Lector LXXIX
Figura inspirada en la cita de R.D. Cumming “Un buen libro no tiene final.”
No significa que sus páginas sean infinitas o que su historia nunca concluya en términos narrativos. Más bien, apunta a la capacidad que tienen los buenos libros de trascender su propia estructura formal y seguir viviendo en la mente, el corazón y la memoria del lector mucho después de haber sido cerrados.
Un buen libro deja una huella que no se borra fácilmente. Sus personajes, sus dilemas, sus enseñanzas y hasta sus silencios siguen acompañándonos, inspirando nuevas reflexiones, evocando emociones o incluso influyendo en nuestras decisiones. En ese sentido, un buen libro no termina cuando se llega a la última página; más bien, ese momento marca el inicio de un diálogo interior que puede durar toda la vida.

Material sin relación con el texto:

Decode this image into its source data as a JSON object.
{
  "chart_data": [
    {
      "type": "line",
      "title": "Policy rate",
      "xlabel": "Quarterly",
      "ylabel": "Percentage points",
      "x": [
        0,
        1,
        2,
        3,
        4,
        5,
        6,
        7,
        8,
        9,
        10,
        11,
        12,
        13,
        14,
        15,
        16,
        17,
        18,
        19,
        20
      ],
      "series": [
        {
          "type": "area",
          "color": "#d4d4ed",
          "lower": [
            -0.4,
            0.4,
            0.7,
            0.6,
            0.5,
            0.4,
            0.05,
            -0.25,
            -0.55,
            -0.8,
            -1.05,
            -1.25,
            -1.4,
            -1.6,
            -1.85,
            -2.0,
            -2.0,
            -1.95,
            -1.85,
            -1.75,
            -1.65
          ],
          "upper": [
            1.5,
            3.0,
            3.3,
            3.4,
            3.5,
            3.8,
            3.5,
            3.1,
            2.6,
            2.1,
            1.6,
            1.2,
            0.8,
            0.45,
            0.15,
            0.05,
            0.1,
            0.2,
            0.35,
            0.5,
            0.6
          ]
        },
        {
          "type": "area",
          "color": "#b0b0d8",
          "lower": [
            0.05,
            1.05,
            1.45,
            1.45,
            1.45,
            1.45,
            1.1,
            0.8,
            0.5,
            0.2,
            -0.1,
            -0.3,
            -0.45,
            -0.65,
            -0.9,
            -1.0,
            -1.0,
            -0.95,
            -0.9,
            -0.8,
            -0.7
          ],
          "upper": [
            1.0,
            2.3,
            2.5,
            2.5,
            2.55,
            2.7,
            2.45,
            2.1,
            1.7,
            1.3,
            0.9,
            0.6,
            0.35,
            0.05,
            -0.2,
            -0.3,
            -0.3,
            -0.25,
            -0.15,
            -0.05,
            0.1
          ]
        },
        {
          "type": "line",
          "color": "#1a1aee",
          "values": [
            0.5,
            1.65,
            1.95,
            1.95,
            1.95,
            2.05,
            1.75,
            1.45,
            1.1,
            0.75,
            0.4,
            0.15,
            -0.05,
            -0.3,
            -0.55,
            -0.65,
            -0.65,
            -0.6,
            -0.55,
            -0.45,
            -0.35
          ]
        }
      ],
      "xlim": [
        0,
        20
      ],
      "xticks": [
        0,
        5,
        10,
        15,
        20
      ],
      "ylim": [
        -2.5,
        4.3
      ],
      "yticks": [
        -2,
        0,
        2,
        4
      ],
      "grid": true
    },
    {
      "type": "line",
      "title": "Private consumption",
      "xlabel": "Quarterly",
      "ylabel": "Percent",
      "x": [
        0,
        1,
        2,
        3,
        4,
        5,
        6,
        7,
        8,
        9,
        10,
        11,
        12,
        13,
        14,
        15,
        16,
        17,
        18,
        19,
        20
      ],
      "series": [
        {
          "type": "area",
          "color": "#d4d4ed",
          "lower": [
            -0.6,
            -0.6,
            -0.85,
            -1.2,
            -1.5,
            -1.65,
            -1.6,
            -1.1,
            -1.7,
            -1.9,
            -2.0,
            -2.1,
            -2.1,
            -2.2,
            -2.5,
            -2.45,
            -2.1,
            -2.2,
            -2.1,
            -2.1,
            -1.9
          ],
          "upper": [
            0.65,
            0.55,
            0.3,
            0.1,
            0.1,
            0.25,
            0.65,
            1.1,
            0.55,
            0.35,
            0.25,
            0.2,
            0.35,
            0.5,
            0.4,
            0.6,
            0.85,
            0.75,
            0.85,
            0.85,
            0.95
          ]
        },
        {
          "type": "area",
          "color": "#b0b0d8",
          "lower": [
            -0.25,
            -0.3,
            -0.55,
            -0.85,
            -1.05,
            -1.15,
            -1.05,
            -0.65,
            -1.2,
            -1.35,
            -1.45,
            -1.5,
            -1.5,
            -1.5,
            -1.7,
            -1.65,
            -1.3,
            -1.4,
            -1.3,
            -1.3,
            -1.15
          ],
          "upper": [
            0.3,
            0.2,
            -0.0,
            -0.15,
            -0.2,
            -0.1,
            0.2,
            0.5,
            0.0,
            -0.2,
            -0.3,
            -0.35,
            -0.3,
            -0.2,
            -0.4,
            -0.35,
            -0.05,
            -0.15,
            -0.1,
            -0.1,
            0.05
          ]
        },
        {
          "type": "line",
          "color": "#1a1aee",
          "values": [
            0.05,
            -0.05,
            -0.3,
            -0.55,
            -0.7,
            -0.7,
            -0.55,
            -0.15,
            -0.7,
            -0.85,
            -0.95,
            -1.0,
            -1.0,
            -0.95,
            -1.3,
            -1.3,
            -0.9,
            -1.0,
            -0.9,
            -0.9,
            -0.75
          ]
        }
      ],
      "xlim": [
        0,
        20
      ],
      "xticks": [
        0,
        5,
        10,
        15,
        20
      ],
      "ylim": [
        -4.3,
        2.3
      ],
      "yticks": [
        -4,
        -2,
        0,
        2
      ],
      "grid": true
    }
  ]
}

Además, algunos libros se convierten en espejos: los leemos una vez y nos dicen algo, pero al volver a ellos años después, con otra edad, otras experiencias y otra mirada, nos revelan nuevas verdades. Eso también hace que no tengan final: están vivos, cambian con nosotros, crecen con nosotros.
También puede interpretarse desde la idea de que un buen libro es una semilla. Una semilla de pensamiento, de imaginación, de inspiración. Germina en la mente del lector y puede dar lugar a nuevas ideas, a la escritura de otras obras, a conversaciones, a descubrimientos personales. Lo que comienza como una experiencia de lectura se convierte en algo más amplio y duradero: un ciclo sin final fijo.
Por eso, Cumming no exagera al decir que un buen libro no tiene final. Lo que le da esa cualidad es su poder para permanecer, para seguir actuando silenciosamente en quien lo ha leído. Y quizás esa sea una de las magias más grandes de la literatura: su capacidad de perdurar mucho más allá de las palabras impresas.